Adults 65 years and older are disproportionately impacted by COVID-19 and at higher risk for severe disease and hospitalizations.
“Today’s recommendation allows older adults to receive an additional dose of this season’s COVID-19 vaccine to provide added protection,” CDC Director Mandy Cohen said in a statement. “Most COVID-19 deaths and hospitalizations last year were among people 65 years and older. An additional vaccine dose can provide added protection that may have decreased over time for those at highest risk.”
The official recommendation means that the shots will be covered by insurance plans, and people will be able to get them at pharmacies in the next few days.
People 18 to 64 do not face the same risks, so an additional dose wouldn’t be cost effective for them, agency advisers said.
According to the CDC scientific advisers, the latest vaccines have an effectiveness of about 40 to 50 percent against symptomatic infection or hospitalization based on currently circulating variants, though the numbers in the analysis were small.

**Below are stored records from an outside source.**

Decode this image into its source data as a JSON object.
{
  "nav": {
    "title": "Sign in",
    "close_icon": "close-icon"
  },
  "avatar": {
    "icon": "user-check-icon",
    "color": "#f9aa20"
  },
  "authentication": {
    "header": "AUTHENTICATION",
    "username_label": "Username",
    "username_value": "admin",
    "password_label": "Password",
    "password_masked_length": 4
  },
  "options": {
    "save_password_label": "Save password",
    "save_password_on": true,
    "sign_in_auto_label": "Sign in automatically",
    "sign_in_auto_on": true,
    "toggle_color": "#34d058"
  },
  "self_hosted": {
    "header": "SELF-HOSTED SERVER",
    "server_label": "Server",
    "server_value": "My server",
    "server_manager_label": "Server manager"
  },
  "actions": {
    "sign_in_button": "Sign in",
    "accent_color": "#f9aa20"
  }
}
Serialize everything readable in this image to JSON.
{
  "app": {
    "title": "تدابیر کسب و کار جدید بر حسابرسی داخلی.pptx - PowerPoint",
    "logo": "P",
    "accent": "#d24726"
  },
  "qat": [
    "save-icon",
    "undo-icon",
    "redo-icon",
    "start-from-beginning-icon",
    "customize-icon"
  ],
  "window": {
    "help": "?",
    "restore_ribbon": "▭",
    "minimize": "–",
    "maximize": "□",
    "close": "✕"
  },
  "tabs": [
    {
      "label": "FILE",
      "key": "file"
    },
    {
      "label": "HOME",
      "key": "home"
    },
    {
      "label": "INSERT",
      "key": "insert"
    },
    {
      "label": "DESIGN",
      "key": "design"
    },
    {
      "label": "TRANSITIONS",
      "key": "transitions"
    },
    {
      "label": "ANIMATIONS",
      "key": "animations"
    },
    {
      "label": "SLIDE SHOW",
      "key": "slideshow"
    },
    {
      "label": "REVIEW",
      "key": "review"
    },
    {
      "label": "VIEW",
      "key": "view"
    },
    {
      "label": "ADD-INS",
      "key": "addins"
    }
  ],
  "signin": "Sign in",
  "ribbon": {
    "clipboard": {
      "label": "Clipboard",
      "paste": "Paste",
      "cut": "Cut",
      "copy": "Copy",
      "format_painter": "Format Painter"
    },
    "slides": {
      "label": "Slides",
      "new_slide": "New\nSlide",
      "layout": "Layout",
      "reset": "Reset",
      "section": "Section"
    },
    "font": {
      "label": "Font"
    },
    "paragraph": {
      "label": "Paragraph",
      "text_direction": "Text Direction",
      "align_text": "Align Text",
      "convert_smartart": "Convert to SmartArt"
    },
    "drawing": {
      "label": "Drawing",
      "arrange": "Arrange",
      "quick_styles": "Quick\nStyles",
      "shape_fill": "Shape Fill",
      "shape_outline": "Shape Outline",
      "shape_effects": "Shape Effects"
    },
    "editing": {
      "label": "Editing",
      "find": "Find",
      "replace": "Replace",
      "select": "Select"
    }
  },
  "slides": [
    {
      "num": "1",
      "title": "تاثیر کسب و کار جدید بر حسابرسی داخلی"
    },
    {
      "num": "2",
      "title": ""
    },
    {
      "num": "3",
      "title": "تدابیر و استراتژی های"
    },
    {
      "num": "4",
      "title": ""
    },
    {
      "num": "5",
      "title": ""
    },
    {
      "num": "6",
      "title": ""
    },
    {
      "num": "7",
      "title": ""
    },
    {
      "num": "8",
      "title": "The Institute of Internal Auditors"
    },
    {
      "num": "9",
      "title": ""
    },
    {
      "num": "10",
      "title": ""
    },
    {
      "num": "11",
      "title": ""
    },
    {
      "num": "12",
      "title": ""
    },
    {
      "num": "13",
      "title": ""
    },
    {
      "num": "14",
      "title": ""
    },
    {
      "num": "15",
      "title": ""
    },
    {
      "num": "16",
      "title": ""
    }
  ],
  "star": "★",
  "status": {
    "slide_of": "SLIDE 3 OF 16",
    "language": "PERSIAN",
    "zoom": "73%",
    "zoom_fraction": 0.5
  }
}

Earlier Wednesday, the scientific advisory panel voted 11-1, with one abstention, to recommend that older adults “should” get the shots.
Current CDC guidance recommends an additional COVID-19 vaccine dose for people who are moderately or severely immunocompromised, with people in this group having the option of getting one more dose two months after their initial shot.
Vaccine uptake has consistently fallen since the first COVID-19 vaccine was authorized in 2021. Federal data indicates less than a quarter of adults in the U.S. have received an updated 2023-24 COVID-19 vaccine dose.